All paid OpenAI models: GPT-5.x (including -pro tiers), o-series, and the codex family. GET /v1/models lists current IDs and prices; the openai/ prefix is optional. Other providers (Claude, Gemini, DeepSeek, …) are served via Chat Completions and Anthropic Messages.

Payment flow

Identical to Chat Completions: send the request without payment, receive a 402 with a USDC quote (estimated input tokens + 10% of max_output_tokens, minimum $0.001), sign the x402 authorization, and resend with the PAYMENT-SIGNATURE header. The SDKs handle this automatically.

Examples

Non-streaming

curl https://blockrun.ai/api/v1/responses \
  -H "Content-Type: application/json" \
  -H "PAYMENT-SIGNATURE: <base64-x402-payload>" \
  -d '{
    "model": "gpt-5.2",
    "input": "Explain x402 in one sentence.",
    "max_output_tokens": 200
  }'

Tools + reasoning (the combination Chat Completions rejects)

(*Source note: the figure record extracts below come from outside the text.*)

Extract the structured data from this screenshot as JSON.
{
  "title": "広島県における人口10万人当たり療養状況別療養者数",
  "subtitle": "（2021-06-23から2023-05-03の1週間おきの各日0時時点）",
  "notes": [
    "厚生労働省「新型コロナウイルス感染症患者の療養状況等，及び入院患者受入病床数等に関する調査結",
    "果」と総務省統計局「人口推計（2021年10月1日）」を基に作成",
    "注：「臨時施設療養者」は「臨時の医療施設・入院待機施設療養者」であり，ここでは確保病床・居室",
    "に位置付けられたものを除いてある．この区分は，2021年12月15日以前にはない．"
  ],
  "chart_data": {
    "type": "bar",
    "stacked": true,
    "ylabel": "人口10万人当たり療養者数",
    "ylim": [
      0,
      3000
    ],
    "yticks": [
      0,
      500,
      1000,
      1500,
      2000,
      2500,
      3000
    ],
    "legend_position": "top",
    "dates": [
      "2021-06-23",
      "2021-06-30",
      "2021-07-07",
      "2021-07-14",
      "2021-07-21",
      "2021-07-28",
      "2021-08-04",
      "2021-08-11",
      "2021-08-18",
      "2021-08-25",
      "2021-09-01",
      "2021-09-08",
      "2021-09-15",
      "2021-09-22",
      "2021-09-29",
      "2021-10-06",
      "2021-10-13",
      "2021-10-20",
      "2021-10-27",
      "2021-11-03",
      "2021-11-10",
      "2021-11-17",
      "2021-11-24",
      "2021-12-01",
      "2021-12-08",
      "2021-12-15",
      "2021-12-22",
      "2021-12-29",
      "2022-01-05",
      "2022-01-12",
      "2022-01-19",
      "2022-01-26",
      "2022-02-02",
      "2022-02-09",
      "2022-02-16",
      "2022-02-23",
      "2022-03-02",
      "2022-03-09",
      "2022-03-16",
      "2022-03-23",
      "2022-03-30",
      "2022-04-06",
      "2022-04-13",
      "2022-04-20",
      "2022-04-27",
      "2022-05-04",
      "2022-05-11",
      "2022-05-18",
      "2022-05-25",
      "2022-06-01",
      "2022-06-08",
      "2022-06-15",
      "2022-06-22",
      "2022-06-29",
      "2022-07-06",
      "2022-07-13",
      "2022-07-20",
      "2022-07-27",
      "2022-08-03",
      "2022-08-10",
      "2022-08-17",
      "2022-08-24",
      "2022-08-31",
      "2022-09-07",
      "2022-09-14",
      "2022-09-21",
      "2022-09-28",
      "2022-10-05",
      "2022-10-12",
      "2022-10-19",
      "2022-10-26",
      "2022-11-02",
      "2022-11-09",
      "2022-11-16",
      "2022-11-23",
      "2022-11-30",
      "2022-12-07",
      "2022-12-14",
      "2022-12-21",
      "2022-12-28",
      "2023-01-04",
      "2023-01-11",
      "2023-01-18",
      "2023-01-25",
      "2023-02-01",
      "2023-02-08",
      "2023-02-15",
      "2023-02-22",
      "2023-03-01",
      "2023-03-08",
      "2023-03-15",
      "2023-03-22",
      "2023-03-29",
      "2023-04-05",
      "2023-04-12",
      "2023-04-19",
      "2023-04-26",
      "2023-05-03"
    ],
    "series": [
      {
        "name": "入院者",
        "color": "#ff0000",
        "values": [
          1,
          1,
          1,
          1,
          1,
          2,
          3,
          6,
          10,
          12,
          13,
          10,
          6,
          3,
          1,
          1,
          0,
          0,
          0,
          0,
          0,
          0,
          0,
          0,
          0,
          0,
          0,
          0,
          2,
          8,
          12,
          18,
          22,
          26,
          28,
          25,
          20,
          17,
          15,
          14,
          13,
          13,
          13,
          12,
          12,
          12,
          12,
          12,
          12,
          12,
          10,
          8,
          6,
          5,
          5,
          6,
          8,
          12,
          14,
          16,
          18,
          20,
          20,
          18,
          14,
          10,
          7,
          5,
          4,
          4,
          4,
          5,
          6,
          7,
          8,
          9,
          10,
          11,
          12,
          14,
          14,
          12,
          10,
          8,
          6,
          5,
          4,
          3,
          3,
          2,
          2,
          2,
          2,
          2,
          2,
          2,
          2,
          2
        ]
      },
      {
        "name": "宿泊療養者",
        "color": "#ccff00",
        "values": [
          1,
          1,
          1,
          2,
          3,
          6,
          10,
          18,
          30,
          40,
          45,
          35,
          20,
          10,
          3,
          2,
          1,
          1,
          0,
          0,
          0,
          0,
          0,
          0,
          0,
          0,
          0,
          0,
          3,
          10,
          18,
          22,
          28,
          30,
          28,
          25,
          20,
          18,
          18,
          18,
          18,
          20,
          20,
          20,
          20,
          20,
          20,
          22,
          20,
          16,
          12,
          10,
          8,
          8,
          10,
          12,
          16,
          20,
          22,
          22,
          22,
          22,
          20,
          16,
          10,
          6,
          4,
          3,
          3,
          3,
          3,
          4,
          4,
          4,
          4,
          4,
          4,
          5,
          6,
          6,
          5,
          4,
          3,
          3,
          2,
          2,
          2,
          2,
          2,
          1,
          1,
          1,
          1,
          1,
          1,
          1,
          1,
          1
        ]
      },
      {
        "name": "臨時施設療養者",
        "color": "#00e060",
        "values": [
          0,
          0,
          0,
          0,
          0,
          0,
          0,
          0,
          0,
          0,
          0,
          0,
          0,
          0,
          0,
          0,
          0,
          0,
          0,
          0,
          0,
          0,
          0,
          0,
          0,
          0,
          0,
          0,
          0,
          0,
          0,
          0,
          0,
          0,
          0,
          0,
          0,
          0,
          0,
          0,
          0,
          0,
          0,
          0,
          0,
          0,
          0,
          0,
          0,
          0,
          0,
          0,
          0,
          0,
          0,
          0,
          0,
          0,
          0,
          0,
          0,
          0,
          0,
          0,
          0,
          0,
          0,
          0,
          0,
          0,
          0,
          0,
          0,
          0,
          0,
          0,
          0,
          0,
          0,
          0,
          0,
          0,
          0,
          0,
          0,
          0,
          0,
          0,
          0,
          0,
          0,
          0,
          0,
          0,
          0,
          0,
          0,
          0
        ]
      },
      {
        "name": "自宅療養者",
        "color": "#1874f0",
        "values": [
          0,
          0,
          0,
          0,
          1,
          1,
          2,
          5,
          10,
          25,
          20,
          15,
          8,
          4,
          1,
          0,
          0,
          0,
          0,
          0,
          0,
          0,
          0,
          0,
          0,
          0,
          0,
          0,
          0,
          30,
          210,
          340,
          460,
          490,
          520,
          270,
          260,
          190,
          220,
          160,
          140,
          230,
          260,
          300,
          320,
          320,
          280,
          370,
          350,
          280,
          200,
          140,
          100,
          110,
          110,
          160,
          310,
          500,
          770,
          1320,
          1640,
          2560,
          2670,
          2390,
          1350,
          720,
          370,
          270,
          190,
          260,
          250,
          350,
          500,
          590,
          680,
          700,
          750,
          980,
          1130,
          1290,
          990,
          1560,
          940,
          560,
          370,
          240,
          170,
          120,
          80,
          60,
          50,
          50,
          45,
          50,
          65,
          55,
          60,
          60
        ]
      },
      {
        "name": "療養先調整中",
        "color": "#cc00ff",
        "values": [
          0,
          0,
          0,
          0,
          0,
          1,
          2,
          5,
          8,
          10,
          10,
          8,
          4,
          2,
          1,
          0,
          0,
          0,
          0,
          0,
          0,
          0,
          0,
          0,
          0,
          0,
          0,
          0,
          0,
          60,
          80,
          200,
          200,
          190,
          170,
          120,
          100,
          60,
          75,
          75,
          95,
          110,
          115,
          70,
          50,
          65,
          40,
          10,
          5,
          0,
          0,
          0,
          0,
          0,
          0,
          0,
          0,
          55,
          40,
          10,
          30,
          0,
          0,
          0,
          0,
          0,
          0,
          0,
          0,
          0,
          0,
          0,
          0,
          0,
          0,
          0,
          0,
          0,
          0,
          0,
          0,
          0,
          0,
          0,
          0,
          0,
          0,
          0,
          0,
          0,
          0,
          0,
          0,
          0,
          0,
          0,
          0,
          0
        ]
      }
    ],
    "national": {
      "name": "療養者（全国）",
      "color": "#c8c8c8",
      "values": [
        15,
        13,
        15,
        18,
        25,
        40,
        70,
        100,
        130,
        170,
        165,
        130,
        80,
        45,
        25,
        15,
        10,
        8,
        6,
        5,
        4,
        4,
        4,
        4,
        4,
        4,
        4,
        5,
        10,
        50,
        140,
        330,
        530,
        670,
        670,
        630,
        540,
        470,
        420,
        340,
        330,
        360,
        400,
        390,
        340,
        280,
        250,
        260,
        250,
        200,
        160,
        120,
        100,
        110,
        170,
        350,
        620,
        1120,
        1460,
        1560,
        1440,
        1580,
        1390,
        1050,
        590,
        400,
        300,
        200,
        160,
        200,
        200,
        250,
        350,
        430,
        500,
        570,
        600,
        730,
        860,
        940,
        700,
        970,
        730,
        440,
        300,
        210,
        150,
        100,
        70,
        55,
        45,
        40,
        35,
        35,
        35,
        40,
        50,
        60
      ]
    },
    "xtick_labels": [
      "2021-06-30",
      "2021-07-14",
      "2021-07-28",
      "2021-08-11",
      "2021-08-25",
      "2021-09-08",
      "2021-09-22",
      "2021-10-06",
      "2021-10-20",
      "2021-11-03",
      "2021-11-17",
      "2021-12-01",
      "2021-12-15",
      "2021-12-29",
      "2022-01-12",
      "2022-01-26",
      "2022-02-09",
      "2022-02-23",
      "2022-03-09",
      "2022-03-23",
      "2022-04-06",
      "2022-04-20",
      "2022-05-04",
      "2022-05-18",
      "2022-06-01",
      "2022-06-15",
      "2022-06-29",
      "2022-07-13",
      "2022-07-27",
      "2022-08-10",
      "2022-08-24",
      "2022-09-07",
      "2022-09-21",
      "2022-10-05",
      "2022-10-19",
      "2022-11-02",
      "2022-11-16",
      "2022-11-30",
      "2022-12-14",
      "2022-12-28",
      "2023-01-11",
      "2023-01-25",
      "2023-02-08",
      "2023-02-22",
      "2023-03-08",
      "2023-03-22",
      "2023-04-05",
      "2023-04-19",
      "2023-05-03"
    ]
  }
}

curl https://blockrun.ai/api/v1/responses \
  -H "Content-Type: application/json" \
  -H "PAYMENT-SIGNATURE: <base64-x402-payload>" \
  -d '{
    "model": "gpt-5.4",
    "input": "What is the weather in SF? Use the tool.",
    "reasoning": {"effort": "high"},
    "tools": [{
      "type": "function",
      "name": "get_weather",
      "parameters": {
        "type": "object",
        "properties": {"city": {"type": "string"}},
        "required": ["city"]
      }
    }]
  }'

Streaming

Set "stream": true and consume native Responses SSE events (response.created, response.output_text.delta, …, response.completed). The stream is piped through byte-for-byte, so the official OpenAI SDK's event parsing works unchanged.

Response

The native OpenAI Responses object (or SSE event stream) is returned unmodified — id (resp_…), output array with reasoning / message / function_call items, and usage with input_tokens, output_tokens, input_tokens_details.cached_tokens, and output_tokens_details.reasoning_tokens. The X-Payment-Response header carries the settlement transaction hash on non-streaming calls.